La COP15 ne nous en rapprochera pas. Toute une série de collisions d’agendas indiquent que les délégations réunies à Montréal opèrent dans une sorte de monde parallèle : toute l’attention médiatique étant focalisée sur la Coupe du monde de football, ce qu’il s’y passe n’intéresse pas grand monde, et aucun chef d’Etat – à l’exception de l’hôte, le premier ministre canadien, Justin Trudeau –, n’a prévu de s’y rendre. Chacun semble prendre acte que ce qui sera paraphé à Montréal n’aura pas d’effet sur la marche du monde. Le président français, Emmanuel Macron, a d’ailleurs fixé l’ordre de ses priorités, jugeant plus important de se rendre au Qatar qu’au Canada.

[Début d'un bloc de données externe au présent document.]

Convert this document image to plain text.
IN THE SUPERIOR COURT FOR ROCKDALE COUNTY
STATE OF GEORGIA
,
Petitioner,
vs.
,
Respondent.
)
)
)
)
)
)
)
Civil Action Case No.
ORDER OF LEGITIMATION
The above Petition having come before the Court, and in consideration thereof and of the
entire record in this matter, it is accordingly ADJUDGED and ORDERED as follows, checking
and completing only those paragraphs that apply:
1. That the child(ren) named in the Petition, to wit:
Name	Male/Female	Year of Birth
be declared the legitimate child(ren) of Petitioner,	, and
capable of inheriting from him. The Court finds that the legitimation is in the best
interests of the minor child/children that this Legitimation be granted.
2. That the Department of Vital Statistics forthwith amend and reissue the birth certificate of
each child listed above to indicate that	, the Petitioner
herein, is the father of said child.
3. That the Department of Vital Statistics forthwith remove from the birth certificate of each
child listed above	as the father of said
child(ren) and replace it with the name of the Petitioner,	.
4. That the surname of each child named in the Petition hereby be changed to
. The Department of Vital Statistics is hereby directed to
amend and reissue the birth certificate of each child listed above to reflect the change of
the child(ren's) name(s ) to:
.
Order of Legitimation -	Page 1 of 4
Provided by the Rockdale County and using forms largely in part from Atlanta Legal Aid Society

Il ne s’agit pas uniquement de l’agenda des chefs d’Etat. Le lendemain de l’ouverture de la COP15, le ministre de l’agriculture, Marc Fesneau, se déclarait favorable au retour, pour la troisième année consécutive, des néonicotinoïdes sur la betterave. Une position prise alors que – fait proprement extraordinaire – les prévisions de pression parasitaire sur ces cultures ne sont pas encore disponibles. Se déclarer favorable par principe à l’application des produits les plus destructeurs de la biodiversité, sur quelque 400 000 hectares, alors que les discussions s’ouvrent à Montréal : on est fondé à se demander comment la délégation française a trouvé le moral de tenir le rythme harassant des négociations, deux semaines durant.
Manœuvre dilatoire
Ce n’est pas tout. Le 19 décembre, le jour de la clôture de la COP15, il est probable que le Conseil européen torpille sans ciller l’une des mesures-phares du Green Deal d’Ursula von der Leyen. Officiellement, il ne s’agit que de demander à la Commission des données complémentaires sur l’impact économique des objectifs de réduction des pesticides (50 % à l’horizon 2030). Mais la réalité est que cette exigence a tous les traits d’une manœuvre dilatoire : le temps de réaliser l’étude complémentaire réclamée par les Etats membres (à l’exception de l’Allemagne), plusieurs mois pourraient s’écouler et rendre impossibles l’examen et l’adoption du règlement sur l’usage durable des pesticides, avant la fin de la mandature.